Réforme de l’agriculture, restauration des sols et forêts et robots : les solutions ne manquent pas
Mais ce « rapport spécial sur les terres », intitulé « reculer du précipice : transformer la gestion des terres pour rester dans les limites de la planète », consacre aussi le plus long des quatre chapitres aux pistes à privilégier pour corriger cette tendance peu souhaitable. « La préservation des sols est cruciale pour la sécurité alimentaire et pour tous les autres services écosystémiques et requiert une transition vers une agriculture et un système alimentaire durables qui équilibrent augmentation de la productivité et diminution des impacts environnementaux ».
Parmi les grandes mesures « cruciales pour stopper et inverser » ce processus de délabrement, la « réforme de l’agriculture » est en tête de file, au profit de « l’agroécologie » et de l’« agriculture régénératrice » (conservation des sols, permaculture…). Les techniques propres à ces pratiques durables (couverture permanente des sols, rotation des cultures, non-labour, etc.) renforcent la santé des sols face aux aléas climatiques, accroissent les niveaux de rendements et favorisent le stockage de carbone. Les cultures en terrasse, comme en Éthiopie ou au Rwanda, « sont hautement efficientes », précise le rapport. Ceci pour combattre l’érosion et ralentir le débit de l’écoulement des pluies, tout comme les cultures en courbes de niveaux, pratiquées au Zimbabwe. La technique de l’agroforesterie offre pour sa part une kyrielle de bénéfices, mais n’est pas forcément adaptée dans les régions tropicales semi-arides où elle peut « exacerber la compétition pour l’eau » et malmener la productivité.
Parmi les autres grands axes de progrès : une gestion des ressources aquifères, des chaînes d’approvisionnement durables, une gouvernance des terres équitable et la protection des forêts, des savanes, des tourbières et des prairies, puits de carbone indispensables.
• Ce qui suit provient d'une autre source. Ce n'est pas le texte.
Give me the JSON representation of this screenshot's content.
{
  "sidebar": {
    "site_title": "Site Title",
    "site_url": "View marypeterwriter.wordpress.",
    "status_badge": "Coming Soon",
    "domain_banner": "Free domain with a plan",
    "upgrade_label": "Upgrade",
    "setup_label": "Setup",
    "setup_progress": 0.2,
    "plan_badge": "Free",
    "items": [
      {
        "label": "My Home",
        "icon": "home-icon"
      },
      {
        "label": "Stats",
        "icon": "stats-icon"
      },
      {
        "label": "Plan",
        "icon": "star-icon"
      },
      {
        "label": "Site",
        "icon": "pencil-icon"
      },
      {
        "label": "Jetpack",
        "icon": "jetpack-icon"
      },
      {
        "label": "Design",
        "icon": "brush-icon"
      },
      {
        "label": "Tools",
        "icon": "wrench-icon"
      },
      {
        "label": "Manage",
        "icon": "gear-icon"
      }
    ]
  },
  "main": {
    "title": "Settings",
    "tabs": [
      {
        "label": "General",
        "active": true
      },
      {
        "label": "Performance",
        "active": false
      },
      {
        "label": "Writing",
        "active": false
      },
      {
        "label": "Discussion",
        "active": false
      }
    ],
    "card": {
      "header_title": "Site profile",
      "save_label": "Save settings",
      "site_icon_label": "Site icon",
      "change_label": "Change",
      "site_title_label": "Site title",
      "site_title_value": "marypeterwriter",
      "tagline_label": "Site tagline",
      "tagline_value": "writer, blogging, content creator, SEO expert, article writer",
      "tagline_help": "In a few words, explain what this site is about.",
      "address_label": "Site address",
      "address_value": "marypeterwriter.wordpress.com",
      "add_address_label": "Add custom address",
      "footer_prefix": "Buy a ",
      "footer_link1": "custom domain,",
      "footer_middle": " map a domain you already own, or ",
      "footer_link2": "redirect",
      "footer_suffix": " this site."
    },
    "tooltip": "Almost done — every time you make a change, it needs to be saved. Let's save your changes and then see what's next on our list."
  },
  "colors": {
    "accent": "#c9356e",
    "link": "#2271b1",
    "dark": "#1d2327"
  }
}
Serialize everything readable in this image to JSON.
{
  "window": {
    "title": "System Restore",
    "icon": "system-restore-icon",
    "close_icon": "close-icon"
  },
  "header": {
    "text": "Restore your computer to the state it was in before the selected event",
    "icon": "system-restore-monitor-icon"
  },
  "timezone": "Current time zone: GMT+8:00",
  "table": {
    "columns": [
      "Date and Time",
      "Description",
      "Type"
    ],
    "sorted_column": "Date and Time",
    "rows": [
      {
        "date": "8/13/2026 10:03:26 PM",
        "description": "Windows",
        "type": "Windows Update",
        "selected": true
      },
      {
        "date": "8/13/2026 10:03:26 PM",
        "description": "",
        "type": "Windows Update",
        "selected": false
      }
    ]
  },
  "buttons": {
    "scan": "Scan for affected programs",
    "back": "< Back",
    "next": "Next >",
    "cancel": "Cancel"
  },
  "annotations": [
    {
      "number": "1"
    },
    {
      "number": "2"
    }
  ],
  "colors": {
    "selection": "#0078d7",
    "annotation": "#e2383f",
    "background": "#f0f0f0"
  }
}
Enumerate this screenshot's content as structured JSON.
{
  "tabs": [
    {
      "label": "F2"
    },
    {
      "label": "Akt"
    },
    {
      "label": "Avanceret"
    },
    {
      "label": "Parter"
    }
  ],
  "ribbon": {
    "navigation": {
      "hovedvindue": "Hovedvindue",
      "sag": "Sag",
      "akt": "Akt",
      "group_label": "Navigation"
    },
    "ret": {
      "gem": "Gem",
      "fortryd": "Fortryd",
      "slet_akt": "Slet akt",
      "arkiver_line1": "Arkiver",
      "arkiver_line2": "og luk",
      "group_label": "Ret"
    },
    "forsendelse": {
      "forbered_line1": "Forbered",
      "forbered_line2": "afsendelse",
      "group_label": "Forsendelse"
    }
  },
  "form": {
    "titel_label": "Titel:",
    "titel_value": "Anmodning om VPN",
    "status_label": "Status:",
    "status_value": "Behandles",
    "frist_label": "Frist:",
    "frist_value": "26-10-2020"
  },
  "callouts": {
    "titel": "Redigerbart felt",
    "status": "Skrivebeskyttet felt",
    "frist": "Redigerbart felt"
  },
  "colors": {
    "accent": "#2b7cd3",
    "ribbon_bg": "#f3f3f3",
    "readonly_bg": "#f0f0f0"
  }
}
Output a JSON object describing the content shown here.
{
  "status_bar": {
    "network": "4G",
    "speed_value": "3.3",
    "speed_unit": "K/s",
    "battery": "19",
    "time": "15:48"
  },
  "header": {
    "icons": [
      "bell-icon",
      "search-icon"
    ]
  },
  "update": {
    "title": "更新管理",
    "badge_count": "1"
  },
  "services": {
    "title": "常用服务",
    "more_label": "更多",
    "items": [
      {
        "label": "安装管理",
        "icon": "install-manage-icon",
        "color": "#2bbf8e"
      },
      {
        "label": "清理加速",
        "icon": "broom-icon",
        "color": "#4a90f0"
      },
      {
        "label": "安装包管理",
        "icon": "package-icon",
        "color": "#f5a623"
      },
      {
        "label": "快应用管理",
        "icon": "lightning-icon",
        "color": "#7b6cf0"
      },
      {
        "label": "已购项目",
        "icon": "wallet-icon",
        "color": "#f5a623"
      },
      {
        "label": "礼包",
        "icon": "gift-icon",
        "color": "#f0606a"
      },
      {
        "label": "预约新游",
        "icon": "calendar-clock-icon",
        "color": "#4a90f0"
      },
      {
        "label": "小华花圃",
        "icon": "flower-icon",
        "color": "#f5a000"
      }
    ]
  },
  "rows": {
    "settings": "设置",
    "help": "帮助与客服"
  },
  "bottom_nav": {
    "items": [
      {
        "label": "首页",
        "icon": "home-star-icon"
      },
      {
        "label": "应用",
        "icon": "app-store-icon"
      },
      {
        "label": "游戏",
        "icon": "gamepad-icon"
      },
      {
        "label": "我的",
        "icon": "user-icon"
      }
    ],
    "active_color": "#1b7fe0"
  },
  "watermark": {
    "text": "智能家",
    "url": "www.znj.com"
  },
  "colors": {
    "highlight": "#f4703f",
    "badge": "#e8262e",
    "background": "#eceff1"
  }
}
Enfin, le rapport s’attarde sur plusieurs technologies agricoles numériques utiles : drones, robots, intelligence artificielle entre autres servent « l’agriculture 4.0 » de précision (en eau, en produits de synthèse), tout en « surveillant les changements du foncier en temps réel » ainsi que la détection plus précoce de ravageurs de cultures. La cartographie aérienne de la sévérité, de l’étendue et du type de dégradation des terres est aussi utile pour prendre des mesures de réhabilitation.
Enfin, l’étude promeut deux technologies éprouvées depuis quelques années. L’une, onéreuse, consiste à recourir à des robots-solaires, équipés de GPS et de capteurs sensibles pour planter des graines et gérer les cultures sans recours aux herbicides. Plus délicats que les machines conventionnelles, ils épargnent les plantes et les sols. « Dans des conditions optimales, un seul robot peut traiter plusieurs hectares par jour », insiste le rapport qui renvoie vers une étude de 2024.
Moins coûteuse, l’application Plantix, gratuite et désormais disponible dans 18 langues, utilise l’IA pour détecter au moins 680 maladies et ravageurs de 80 cultures mais aussi identifier d’éventuels manques nutritionnels du sol. Dans le premier cas, cela permet de réduire l’utilisation de pesticide et dans le deuxième d’ajuster les besoins en fertilisants. L’application est utilisée « avec succès » au Brésil et en Inde où « neuf millions de photos géo-localisées de plantes malades ont été prises en deux ans ».